I thank the hon. Member for Inverness, Nairn, Badenoch and Strathspey (Drew Hendry) for securing this important debate.
Over a year ago, I set up the all-party group on post-Brexit funding for nations, regions and local areas, with the aim of holding the Government to account on their promises regarding the introduction of a shared prosperity fund that would replace EU funding in full. I am afraid to report that in this past year, despite organisations across the country relying on information so that they can plan their 2021 budgets, the Government have done absolutely nothing to make progress on the shape of that new fund.
In November, the all-party group published a report which set out 18 questions that the Government needed to answer. These questions were based on submissions from around 80 organisations from across the country. I will not name all 18, but the most pressing questions that were unanimously agreed on by all stakeholder organisations were the following. First, the UK shared prosperity fund must comprise not a single penny less in real terms than the EU and UK funding streams it replaces. Westminster must not use Brexit as an opportunity to short-change the poorest parts of the UK. Equally, the UK Government must not prevent local areas from having appropriate control over the funds. Secondly, this is not just about the money. There is a real fear that it will not only be a financial grab but a power grab, and that the Westminster Government will use this opportunity to reduce funding for the areas that need it most, and to claw back powers that sit naturally with devolved Administrations and other local areas.
Those are very serious questions that need to be answered. Since November 2018, we have had positive and constructive meetings with the former Chief Secretary to the Treasury, the Secretary of State for Wales, and the former Business Minister. Disappointingly, the all-party group has not yet been granted a meeting with the Minister who is in his place today. None of those whom we spoke to were able to give us any cast-iron answers to the questions I have just set out. We are therefore continuing to demand that the Government guarantee not a penny less, not a power lost.
A recent worrying development is that the Government are considering rolling the local growth fund for England in with the UK shared prosperity fund. We know this only by rumour and leaks than by any clear or transparent statement, which is of course the modus operandi for this Government. As it stands, our recent report shows that the UK Government must find £1.8 billion per year to replace EU funding for the UK’s poorest regions, but that figure will reach £4 billion per year if the two funds are merged. The possibility of combining existing UK-managed funds with the UK SPF has led to fears of double-counting.

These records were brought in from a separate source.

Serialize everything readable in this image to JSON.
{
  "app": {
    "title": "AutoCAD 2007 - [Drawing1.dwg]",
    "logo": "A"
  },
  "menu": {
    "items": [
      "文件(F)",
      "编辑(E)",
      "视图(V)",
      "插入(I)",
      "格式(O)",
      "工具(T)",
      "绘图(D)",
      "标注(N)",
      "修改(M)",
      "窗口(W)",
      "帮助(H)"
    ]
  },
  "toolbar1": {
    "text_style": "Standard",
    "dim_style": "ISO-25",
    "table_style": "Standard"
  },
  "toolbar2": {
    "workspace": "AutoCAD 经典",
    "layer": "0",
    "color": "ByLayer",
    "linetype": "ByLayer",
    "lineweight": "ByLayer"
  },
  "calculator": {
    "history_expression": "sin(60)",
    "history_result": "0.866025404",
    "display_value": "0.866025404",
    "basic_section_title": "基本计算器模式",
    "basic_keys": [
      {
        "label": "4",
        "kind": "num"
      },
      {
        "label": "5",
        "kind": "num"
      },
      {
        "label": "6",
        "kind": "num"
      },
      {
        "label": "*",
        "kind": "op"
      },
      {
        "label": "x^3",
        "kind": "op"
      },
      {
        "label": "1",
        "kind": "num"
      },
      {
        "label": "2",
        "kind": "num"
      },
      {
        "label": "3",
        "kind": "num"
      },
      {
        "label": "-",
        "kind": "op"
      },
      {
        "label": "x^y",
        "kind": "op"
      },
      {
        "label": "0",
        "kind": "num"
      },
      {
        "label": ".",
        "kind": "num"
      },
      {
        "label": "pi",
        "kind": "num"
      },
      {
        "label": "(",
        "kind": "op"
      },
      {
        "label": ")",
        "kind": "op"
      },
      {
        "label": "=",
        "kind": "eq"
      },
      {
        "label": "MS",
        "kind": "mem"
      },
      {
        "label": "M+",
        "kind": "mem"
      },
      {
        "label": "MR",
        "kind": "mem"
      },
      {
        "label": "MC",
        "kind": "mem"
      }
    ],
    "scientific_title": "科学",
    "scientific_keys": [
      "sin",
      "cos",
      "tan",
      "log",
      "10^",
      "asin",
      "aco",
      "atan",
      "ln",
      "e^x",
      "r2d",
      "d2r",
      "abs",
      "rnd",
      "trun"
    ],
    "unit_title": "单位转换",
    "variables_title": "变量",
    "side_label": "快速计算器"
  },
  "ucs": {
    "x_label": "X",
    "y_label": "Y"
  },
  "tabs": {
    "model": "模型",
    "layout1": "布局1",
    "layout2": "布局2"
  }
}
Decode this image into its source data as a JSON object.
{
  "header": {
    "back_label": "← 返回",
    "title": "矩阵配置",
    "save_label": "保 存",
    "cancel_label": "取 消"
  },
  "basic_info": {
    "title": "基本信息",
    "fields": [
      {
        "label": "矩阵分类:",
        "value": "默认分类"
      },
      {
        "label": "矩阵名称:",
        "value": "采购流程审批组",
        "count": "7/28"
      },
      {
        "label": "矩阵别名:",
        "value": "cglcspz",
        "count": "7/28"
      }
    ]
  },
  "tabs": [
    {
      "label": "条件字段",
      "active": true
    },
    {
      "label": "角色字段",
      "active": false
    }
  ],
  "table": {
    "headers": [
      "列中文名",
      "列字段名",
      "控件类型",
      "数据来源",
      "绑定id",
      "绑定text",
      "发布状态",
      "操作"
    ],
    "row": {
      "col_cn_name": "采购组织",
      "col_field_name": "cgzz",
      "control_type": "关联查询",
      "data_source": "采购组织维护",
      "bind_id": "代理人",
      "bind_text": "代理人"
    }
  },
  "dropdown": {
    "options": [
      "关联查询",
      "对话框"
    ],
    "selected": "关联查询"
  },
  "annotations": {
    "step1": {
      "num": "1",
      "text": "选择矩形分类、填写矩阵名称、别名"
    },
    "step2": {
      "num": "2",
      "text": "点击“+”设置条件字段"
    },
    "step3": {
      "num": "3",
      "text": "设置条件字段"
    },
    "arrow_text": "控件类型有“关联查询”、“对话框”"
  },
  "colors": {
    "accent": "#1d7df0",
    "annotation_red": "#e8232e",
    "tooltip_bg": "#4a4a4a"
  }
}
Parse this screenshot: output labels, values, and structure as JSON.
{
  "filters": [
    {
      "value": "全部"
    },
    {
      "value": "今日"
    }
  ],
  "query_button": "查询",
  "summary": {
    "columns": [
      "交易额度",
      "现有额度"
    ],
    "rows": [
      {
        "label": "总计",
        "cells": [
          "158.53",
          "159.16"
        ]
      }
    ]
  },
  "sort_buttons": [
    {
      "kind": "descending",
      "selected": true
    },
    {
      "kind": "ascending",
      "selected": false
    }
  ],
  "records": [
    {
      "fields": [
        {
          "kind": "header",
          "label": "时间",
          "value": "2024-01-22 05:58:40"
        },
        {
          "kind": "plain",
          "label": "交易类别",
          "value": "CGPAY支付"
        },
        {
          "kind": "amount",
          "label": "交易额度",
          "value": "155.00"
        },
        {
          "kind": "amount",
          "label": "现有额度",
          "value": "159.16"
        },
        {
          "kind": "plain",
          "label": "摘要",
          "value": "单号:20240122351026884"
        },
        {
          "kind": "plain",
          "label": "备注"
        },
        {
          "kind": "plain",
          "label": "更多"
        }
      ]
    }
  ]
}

There were already fears that funding for the UK SPF may fall short of the EU’s projected 2021-2026 budget, given that three areas of the UK—Lincolnshire, South Yorkshire, and Tees Valley and Durham—have now fallen into a higher priority category. That is a damning indictment of the utter failure of this Government’s economic policies. They have gone into that higher priority category and would therefore receive more money in the next spending round than they each did between 2014 and 2020. That concern has now increased. I urge the Government to reconsider whether merging an England-only fund with a UK-wide fund is a logical step, and to recognise that rolling the two funds together would inevitably create serious confusion and raise serious doubts about transparency. I would therefore be grateful if the Minister addressed that in his summing up and specifically answered this question: will the SPF and the local growth fund be rolled into one or not? We need clarity about when the SPF consultation will be published. That is an absolutely priority.
The great advantage of the current system is that it is data-driven and evidence-based, thus guarding against pork-barrel politics. There is a real worry that the SPF will become a politicised slush fund, with a Conservative Government using it to buy votes in marginal seats. I hope that the Minister’s response today will reassure us that our constituencies will not be left short-changed by a sleight of hand in Westminster.